Тогда «Сапфир» был центровым кабаком – солидные посетители, костюмчики-галстучки, интеллигентные рожи. В «адидасе» и маечке его бы никогда сюда не пустили. Да и в костюме, пожалуй, тоже. Но с тех пор многое изменилось!
Баркас снова заколотил в стекло. Швейцар его не знал, видно, из новых, но понял что к чему, опасливо подошел, взялся за задвижку, чуть помедлил.
Бригадир саданул изо всей силы, собираясь выбить стекло, чтобы этот вахлак хорошенько его запомнил. Стекло устояло, но дверь наконец открылась.
– Хотел стекло разбить, а в следующий раз морду тебе разобью!
Оттолкнув остолбеневшего швейцара, Баркас направился к винтовой лестнице. Просторный вестибюль был почти пуст. В прожженных сигаретами кожаных креслах сидели, выставив голые до трусов ноги, три пьяные проститутки. Несколько кавказцев тащили оторопевшего гражданина в туалет «разбираться».
За фикусом охраняли порядок три милиционера. Это были не настоящие милиционеры: девятнадцатилетние пацаны из батальона срочной службы. Оружия почти никогда им не выдавали, набраться силы и заматереть мальчишки еще не успели, особая «ментовская» психология у них отсутствовала: просто каждый день гулять по городу, есть мороженое, знакомиться с девчонками лучше, чем гнить где-нибудь в тайге на «точке» или куковать в опостылевшем гарнизоне, дожидаясь увольнения раз в месяц – и то, если повезет.
Но форма и поставленные задачи заставляют влезать туда, где пахнет жареным. Несколько лет назад двое таких мальчишек ввязались задерживать пьяного грузина, хулиганившего в коктейль-баре. У того оказался старый браунинг и он, недолго думая, отправил одного мальчишку прямиком на тот свет.
Через пару дней его взяли и он снова хватался за «пушку», если бы не перекосило патрон – неизвестно, как бы закончилось... Но теперь перед ним были три «волкодава» из городского уголовного розыска, они прострелили мерзавцу руку и отобрали оружие.
Задержанному оказалось двадцать лет, строгий коммунистический суд приговорил его к расстрелу, хотя и ходили слухи, что за оставление жизни многочисленная родня обещала миллион – сумму астрономическую по тем временам.
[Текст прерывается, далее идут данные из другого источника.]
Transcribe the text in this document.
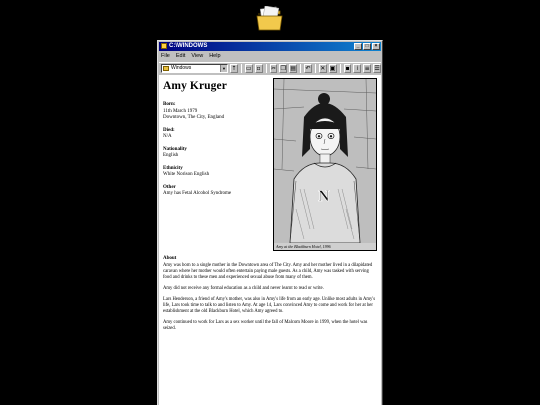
C:\WINDOWS	_	□	×
File Edit View Help
Windows	▼ ↑ ▭ ▫	✂ ❐ ▤ ↶ ✕ ▣	▪	⁞	≡ ☰
Amy Kruger
Born:
11th March 1979
Downtown, The City, England
Died:
N/A
Nationality
English
Ethnicity
White Norison English
Other
Amy has Fetal Alcohol Syndrome	N
Amy at the Blackburn Hotel, 1996
About

Amy was born to a single mother in the Downtown area of The City. Amy and her mother lived in a dilapidated caravan where her mother would often entertain paying male guests. As a child, Amy was tasked with serving food and drinks to these men and experienced sexual abuse from many of them.

Amy did not receive any formal education as a child and never learnt to read or write.

Lars Henderson, a friend of Amy's mother, was also in Amy's life from an early age. Unlike most adults in Amy's life, Lars took time to talk to and listen to Amy. At age 14, Lars convinced Amy to come and work for her at her establishment at the old Blackburn Hotel, which Amy agreed to.

Amy continued to work for Lars as a sex worker until the fall of Malcom Moore in 1999, when the hotel was seized.
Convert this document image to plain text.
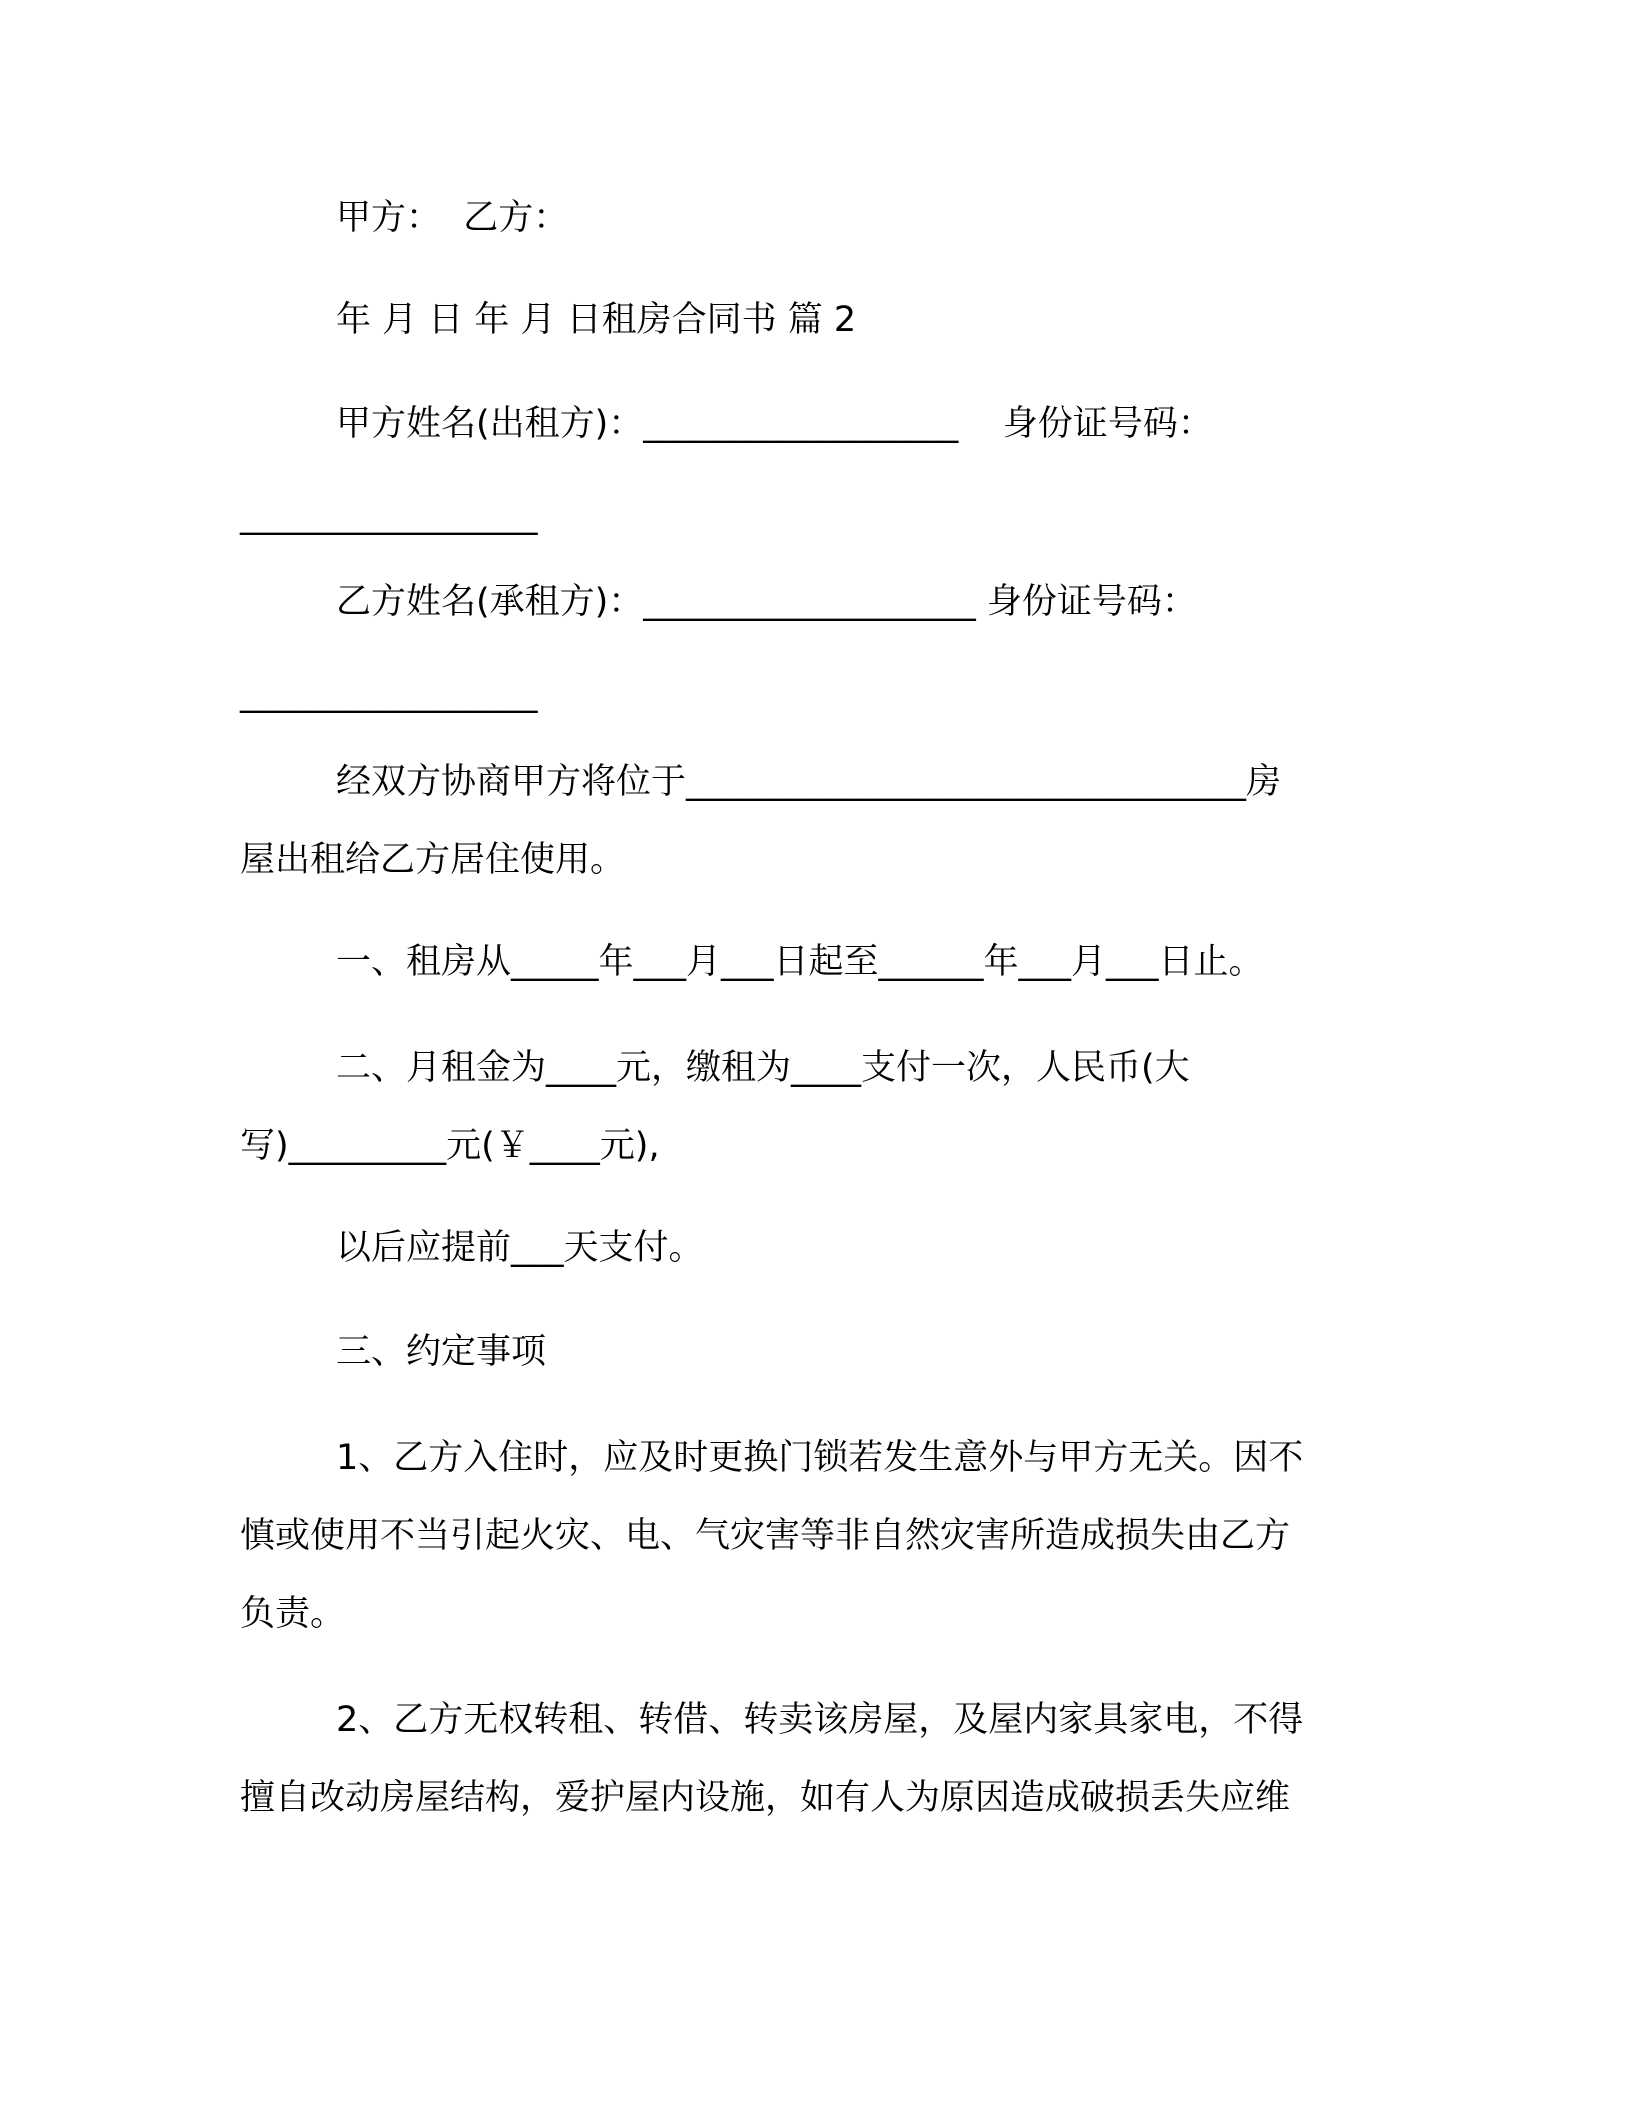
甲方：  乙方：
年 月 日 年 月 日租房合同书 篇 2
甲方姓名(出租方)：__________________    身份证号码：
_________________
乙方姓名(承租方)：___________________ 身份证号码：
_________________
经双方协商甲方将位于________________________________房
屋出租给乙方居住使用。
一、租房从_____年___月___日起至______年___月___日止。
二、月租金为____元，缴租为____支付一次，人民币(大
写)_________元(￥____元),
以后应提前___天支付。
三、约定事项
1、乙方入住时，应及时更换门锁若发生意外与甲方无关。因不
慎或使用不当引起火灾、电、气灾害等非自然灾害所造成损失由乙方
负责。
2、乙方无权转租、转借、转卖该房屋，及屋内家具家电，不得
擅自改动房屋结构，爱护屋内设施，如有人为原因造成破损丢失应维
Вначале не помогло: газеты сообщили о суровом, но справедливом приговоре, граждане встретили его с одобрением, но потом дело начало гулять по инстанциям: проверки, протесты, жалобы, опять проверки... Время идет, острота сглаживается, мальчишечка тот в земле лежит, а убийца – сучонок – живет, воздухом дышит, передачи от родственников хавает.
Командование батальона все ждет сообщения, что приговор в исполнение привели – надо же довести до личного состава: вот она, справедливость, он нашего убил, а государство его – к стенке!
Но сообщения не поступило, то ли миллион тот где-то нашел могущественного чиновника, то ли общая гуманизация наступила, но выводы о справедливости этого мира и мать убитого милиционера сделала, и его товарищи по безоружию.
– Сказал – в следующий раз морду разобьет, – пожаловался швейцар мальчишкам в милицейской форме. Вроде просто так пожаловался, но в тайной надежде: вдруг поставят они на место наглеца...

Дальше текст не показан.